Musical notation, ca. 1400. Source: Chantilly, Bibliothèque du château, MS 564, fol. 43r.

Project (2019)

Musica vox – cantus – sonus: Late Medieval Concepts of Sound and Listening

To historical musicologists, the recent formation of Sound Studies offers both an amplification of and a counternarrative to our inherited understanding of “music.” If the traditional concept of humanities, including music, assigns centrality to human agents, an emerging post-humanities conceptualizes humans and their activities as entangled in a web of discourses where the individual as actor/auteur/agent is no longer located at the center of inquiry by default. Instead, musical or sonic actors are part of multiple, mutually interacting, and historically contingent pathways of cultural production; they are embedded in physical and physiological geographies and ontologies. This is not to deny individual agency, but to enable a shift of focus towards other ontological elements than the individual and the work. In a particular, geographically and chronologically specific, site of cultural production such as the late medieval period, the relevant pathways must be continuously redefined to accommodate different ecologies of space, body, language, movement, sound, images, habitus, and time.

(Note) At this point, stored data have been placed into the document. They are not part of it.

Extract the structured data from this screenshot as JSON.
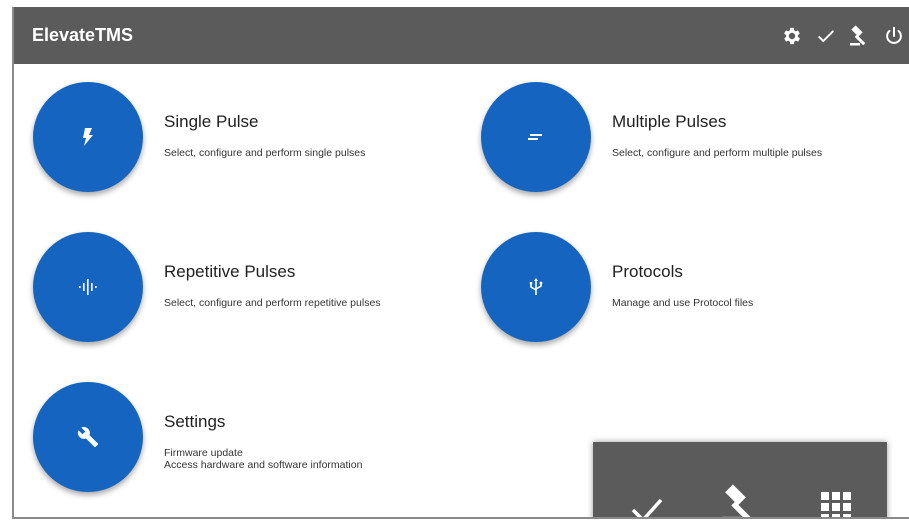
{
  "app": {
    "title": "ElevateTMS"
  },
  "header_icons": [
    "gear-icon",
    "check-icon",
    "gavel-icon",
    "power-icon"
  ],
  "menu": [
    {
      "title": "Single Pulse",
      "description": [
        "Select, configure and perform single pulses"
      ],
      "icon": "bolt-icon"
    },
    {
      "title": "Multiple Pulses",
      "description": [
        "Select, configure and perform multiple pulses"
      ],
      "icon": "bars-icon"
    },
    {
      "title": "Repetitive Pulses",
      "description": [
        "Select, configure and perform repetitive pulses"
      ],
      "icon": "waveform-icon"
    },
    {
      "title": "Protocols",
      "description": [
        "Manage and use Protocol files"
      ],
      "icon": "usb-icon"
    },
    {
      "title": "Settings",
      "description": [
        "Firmware update",
        "Access hardware and software information"
      ],
      "icon": "wrench-icon"
    }
  ],
  "bottom_panel_icons": [
    "check-icon",
    "gavel-icon",
    "grid-icon"
  ],
  "colors": {
    "topbar": "#5b5b5b",
    "accent": "#1565c0",
    "panel": "#5b5b5b"
  }
}
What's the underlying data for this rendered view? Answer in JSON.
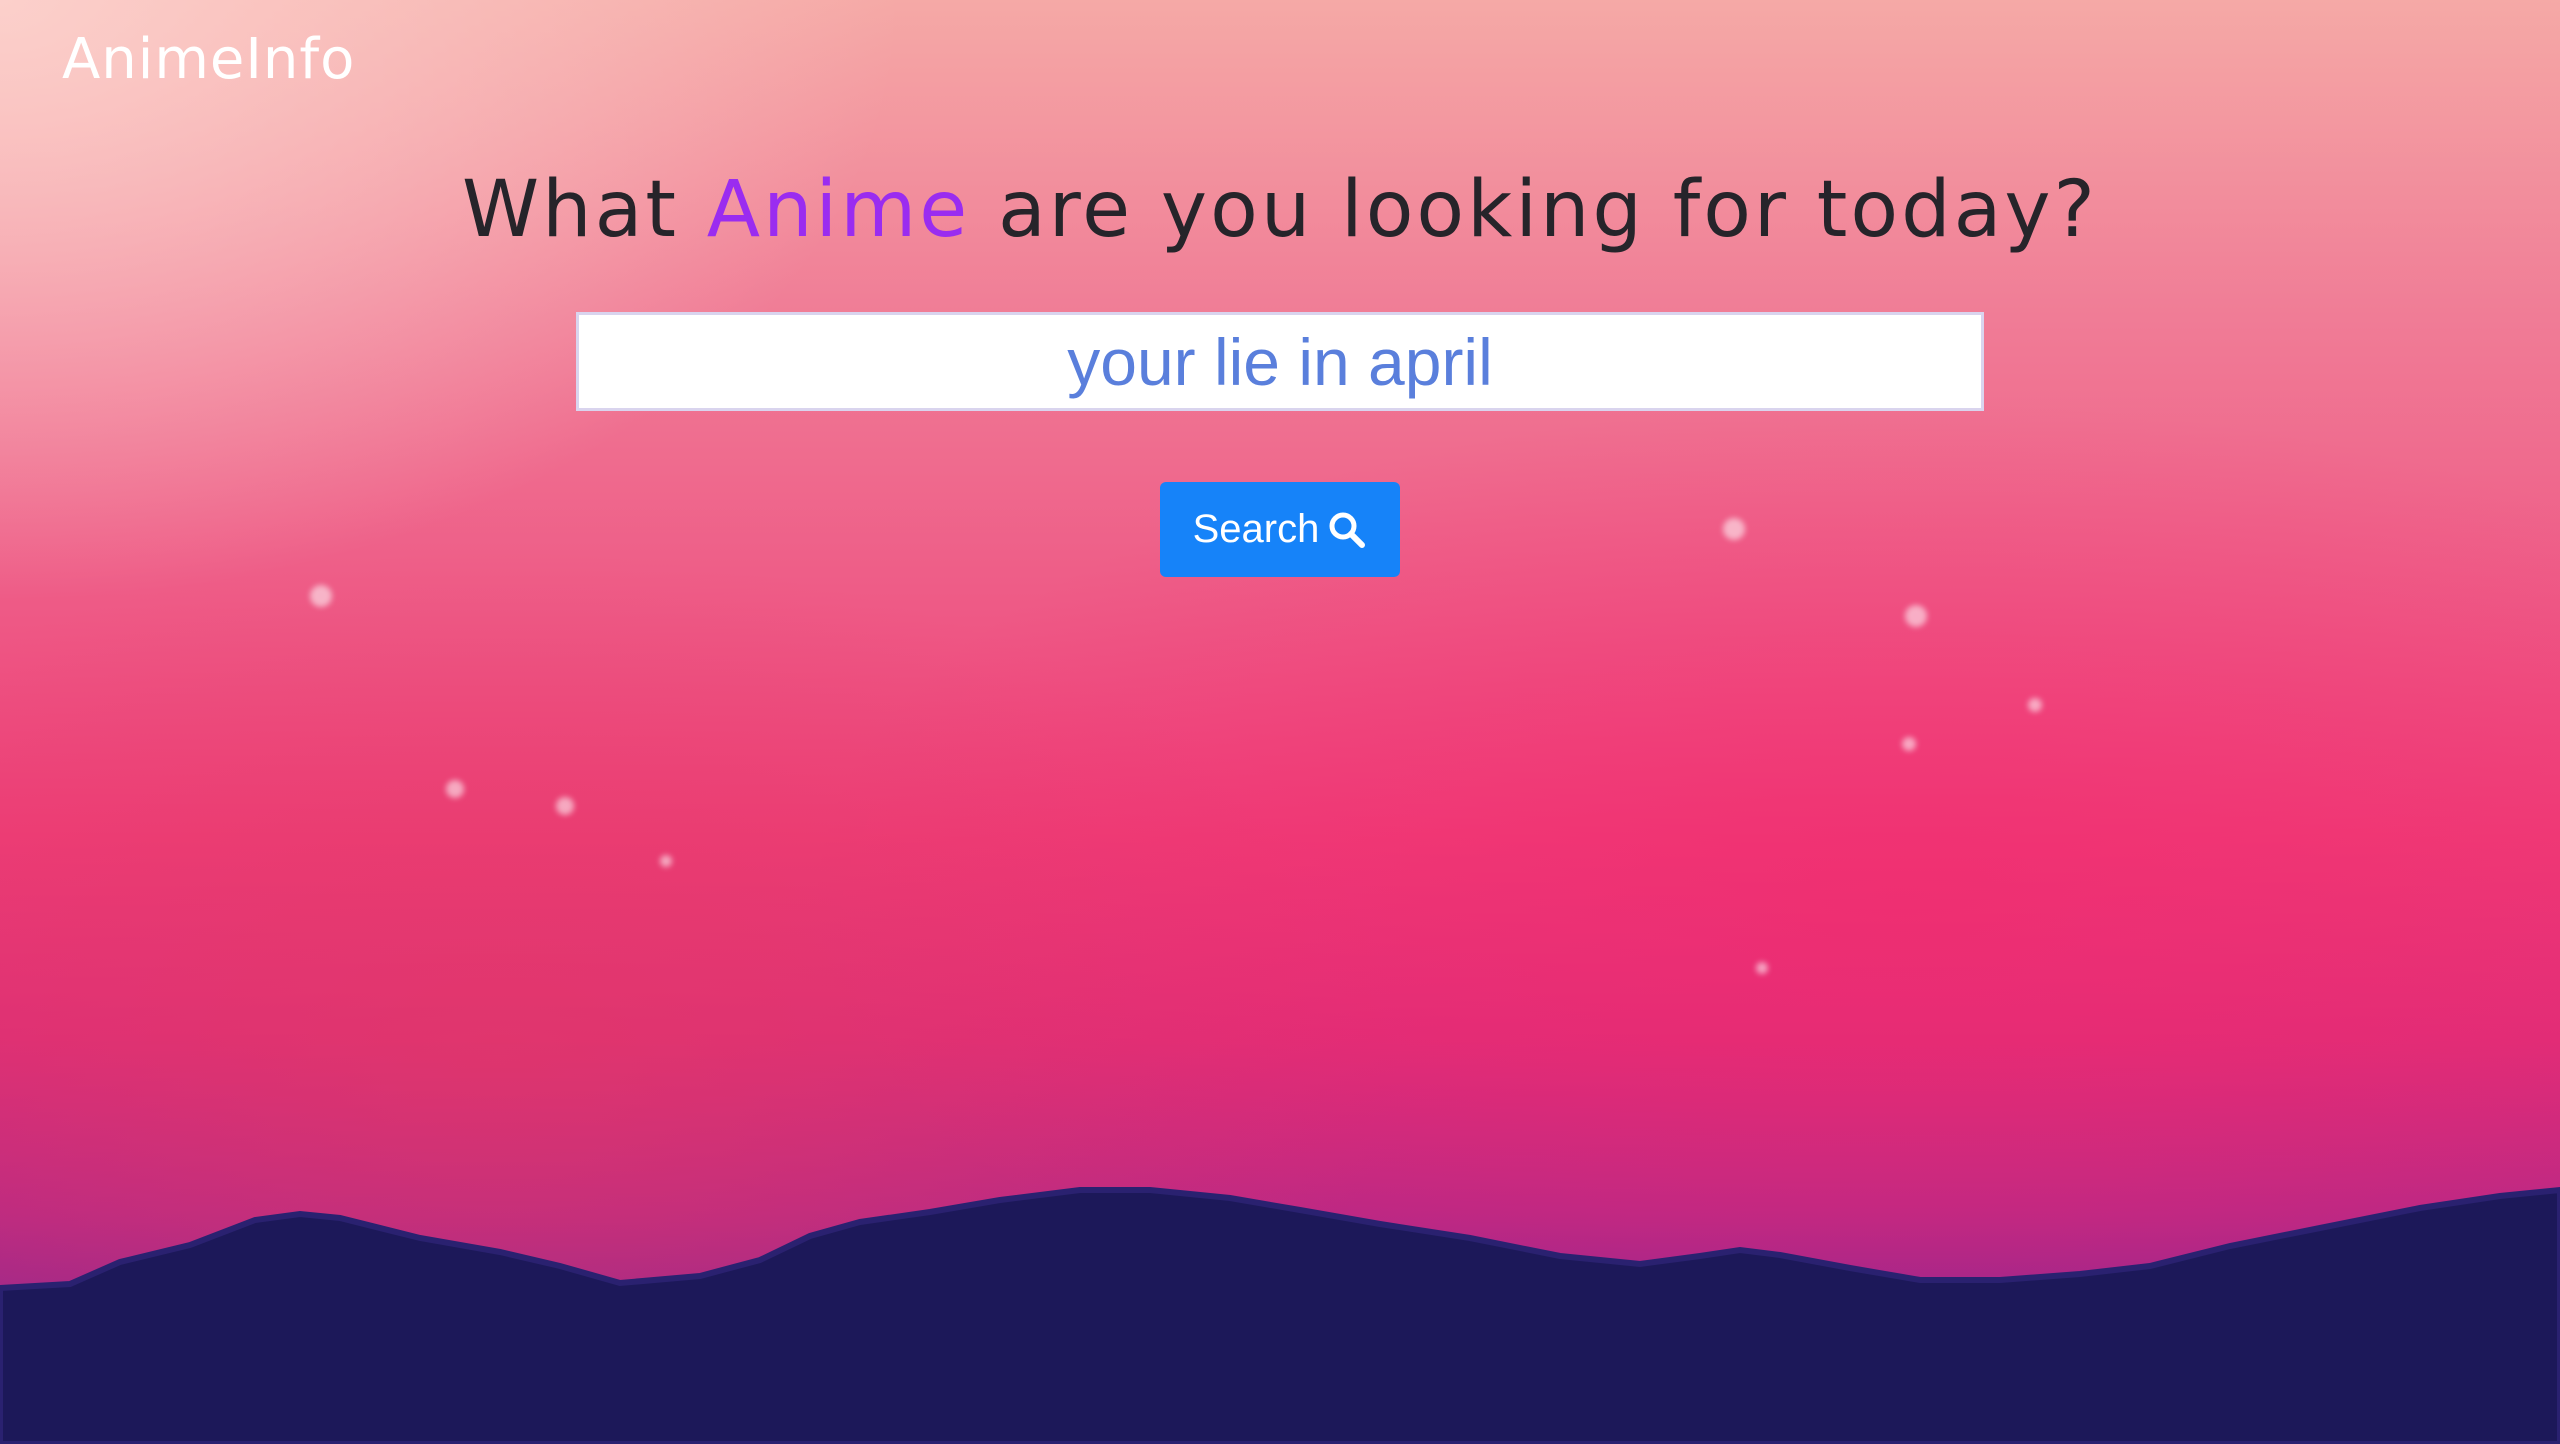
{
  "brand": {
    "logo": "AnimeInfo"
  },
  "hero": {
    "headline_before": "What ",
    "headline_accent": "Anime",
    "headline_after": " are you looking for today?"
  },
  "search": {
    "value": "your lie in april",
    "button_label": "Search",
    "button_icon": "search-icon"
  },
  "colors": {
    "accent": "#9a2cf0",
    "button": "#1683f9",
    "input_text": "#5a7fdc",
    "hills": "#1c1859"
  }
}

During my stay at the Max Planck Institute for the History of Science, I will reflect on the impact of these considerations on two large-scale, team-based research projects that I currently lead: the ERC Grant–funded project “Music and Late Medieval European Court Cultures” (malmecc.eu, 2016–20) and the HERA-funded project “Sound Memories: The Musical Past in Late-Medieval and Early-Modern Europe” (soundme.eu, 2016­­–19).